Le casque VR de Meta recueille des données personnelles sur votre visage

Le casque VR de Meta recueille des données personnelles sur votre visage

Les caméras à l’intérieur de l’appareil qui suivent les mouvements des yeux et du visage peuvent rendre les expressions d’un avatar plus réalistes, mais elles soulèvent de nouvelles questions en matière de protection de la vie privée.

En Novembre 2021, Facebook a annoncé qu’il allait supprimer les données de reconnaissance faciale extraites des images de plus d’un milliard de personnes et cesser de proposer de marquer automatiquement les personnes sur les photos et les vidéos. Luke Stark, professeur adjoint à l’université Western, au Canada, avait alors déclaré qu’il considérait ce changement de politique comme une tactique de relations publiques, car la poussée de la RV de l’entreprise entraînerait probablement l’élargissement de la collecte de données physiologiques et soulèverait de nouveaux problèmes de confidentialité.

Cette semaine, la prédiction de Luke Stark s’est avérée exacte.
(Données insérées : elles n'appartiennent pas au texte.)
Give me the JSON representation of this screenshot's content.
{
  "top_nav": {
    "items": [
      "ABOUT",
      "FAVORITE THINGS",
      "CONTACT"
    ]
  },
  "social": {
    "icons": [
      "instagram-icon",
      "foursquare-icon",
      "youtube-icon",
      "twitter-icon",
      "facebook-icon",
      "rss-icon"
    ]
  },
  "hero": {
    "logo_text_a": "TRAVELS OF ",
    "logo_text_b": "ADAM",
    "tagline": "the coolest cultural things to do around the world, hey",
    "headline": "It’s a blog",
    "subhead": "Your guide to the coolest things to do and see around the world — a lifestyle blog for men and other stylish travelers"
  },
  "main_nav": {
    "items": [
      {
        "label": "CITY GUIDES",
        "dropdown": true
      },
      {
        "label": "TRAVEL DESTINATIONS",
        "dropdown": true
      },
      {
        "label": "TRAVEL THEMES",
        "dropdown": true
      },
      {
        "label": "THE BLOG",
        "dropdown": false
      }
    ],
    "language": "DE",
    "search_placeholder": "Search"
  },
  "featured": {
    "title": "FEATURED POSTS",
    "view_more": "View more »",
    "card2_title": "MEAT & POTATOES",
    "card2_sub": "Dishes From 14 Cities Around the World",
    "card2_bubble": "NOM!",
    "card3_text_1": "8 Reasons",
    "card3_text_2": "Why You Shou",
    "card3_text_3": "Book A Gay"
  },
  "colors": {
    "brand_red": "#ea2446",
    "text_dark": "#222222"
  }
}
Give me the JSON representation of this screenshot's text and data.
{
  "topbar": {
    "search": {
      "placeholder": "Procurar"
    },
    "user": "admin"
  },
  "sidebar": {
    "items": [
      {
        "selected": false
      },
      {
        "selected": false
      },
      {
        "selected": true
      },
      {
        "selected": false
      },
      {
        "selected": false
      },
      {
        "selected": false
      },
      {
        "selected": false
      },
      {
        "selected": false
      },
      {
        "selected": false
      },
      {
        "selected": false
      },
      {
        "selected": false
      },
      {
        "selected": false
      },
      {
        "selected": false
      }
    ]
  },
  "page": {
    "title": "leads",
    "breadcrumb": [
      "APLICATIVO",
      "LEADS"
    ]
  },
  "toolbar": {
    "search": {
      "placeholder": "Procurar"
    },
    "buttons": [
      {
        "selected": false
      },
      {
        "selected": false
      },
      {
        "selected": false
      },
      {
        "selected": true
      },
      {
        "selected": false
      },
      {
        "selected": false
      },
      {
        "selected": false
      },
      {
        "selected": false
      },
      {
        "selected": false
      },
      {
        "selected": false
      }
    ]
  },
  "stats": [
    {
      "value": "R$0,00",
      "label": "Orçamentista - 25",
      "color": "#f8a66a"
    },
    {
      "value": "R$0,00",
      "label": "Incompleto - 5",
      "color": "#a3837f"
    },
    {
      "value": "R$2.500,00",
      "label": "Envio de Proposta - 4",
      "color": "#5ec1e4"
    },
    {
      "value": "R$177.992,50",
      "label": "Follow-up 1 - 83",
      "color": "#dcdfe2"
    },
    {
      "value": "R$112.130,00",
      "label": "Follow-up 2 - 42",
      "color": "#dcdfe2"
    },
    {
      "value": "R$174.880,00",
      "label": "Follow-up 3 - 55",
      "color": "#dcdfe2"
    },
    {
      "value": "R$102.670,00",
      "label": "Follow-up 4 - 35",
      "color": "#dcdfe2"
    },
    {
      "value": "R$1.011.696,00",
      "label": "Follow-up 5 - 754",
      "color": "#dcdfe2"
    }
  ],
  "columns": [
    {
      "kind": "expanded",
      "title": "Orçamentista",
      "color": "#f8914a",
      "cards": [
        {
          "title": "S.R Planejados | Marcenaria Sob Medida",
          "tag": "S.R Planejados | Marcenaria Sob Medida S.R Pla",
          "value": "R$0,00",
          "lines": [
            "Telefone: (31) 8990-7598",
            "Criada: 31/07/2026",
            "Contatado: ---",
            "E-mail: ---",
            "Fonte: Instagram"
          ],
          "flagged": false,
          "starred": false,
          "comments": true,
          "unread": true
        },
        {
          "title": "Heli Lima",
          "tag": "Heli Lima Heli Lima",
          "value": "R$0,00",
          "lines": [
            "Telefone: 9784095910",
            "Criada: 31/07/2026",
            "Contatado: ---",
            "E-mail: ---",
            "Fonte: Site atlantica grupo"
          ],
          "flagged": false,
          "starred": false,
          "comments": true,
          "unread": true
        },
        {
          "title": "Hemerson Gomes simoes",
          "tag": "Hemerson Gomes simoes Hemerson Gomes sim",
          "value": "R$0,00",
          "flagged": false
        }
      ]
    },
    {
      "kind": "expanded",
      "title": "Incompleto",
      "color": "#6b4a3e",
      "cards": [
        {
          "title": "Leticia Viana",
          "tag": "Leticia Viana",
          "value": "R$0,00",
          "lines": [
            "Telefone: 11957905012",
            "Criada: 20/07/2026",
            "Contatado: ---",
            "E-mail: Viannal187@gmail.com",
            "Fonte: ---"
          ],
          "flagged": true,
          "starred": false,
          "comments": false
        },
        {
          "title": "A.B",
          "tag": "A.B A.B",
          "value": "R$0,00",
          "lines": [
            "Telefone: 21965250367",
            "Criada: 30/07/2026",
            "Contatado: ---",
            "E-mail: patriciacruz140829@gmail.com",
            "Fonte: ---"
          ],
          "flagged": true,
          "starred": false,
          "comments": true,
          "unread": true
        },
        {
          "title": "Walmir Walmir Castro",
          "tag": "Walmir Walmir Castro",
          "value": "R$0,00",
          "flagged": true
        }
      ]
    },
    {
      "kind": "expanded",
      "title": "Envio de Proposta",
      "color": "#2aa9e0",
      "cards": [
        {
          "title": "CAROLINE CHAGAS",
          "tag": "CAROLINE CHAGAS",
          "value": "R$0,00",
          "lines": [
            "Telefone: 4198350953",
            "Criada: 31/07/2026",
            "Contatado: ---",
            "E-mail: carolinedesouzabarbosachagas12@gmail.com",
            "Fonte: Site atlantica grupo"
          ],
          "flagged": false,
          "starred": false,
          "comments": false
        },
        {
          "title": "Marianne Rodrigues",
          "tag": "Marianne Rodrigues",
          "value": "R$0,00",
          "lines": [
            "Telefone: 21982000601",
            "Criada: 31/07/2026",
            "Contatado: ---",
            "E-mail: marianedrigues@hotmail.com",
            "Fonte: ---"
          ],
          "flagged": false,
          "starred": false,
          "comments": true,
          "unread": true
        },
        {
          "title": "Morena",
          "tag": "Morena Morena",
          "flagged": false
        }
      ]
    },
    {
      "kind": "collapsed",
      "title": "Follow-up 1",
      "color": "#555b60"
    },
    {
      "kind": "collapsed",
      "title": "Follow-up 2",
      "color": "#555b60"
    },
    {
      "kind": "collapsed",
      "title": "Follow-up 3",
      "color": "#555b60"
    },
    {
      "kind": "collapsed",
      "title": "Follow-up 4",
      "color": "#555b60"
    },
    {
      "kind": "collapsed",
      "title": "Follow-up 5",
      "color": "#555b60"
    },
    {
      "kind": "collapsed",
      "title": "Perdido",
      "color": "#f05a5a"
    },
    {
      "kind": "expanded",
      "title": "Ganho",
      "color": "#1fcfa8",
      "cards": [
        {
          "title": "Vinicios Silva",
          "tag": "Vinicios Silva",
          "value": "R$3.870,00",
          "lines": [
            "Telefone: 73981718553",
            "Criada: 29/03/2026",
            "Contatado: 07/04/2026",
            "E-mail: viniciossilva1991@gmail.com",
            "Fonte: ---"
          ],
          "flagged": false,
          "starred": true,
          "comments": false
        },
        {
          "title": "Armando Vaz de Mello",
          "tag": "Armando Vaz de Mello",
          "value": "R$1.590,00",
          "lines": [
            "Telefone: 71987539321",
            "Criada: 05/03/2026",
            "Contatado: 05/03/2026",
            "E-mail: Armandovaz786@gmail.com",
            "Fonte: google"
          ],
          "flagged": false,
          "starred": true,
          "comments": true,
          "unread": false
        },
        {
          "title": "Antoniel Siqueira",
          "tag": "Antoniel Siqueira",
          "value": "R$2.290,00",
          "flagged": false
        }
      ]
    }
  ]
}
Meta, comme s’appelle désormais la société qui a construit Facebook, a présenté son dernier casque VR, le Quest Pro. Le nouveau modèle ajoute un ensemble de cinq caméras orientées vers l’intérieur qui observent le visage d’une personne pour suivre les mouvements des yeux et les expressions faciales, permettant à un avatar de refléter ses expressions, en souriant, en clignant de l’œil ou en haussant un sourcil en temps réel. Le casque possède également cinq caméras extérieures qui permettront à l’avenir de donner aux avatars des jambes qui copient les mouvements d’une personne dans le monde réel.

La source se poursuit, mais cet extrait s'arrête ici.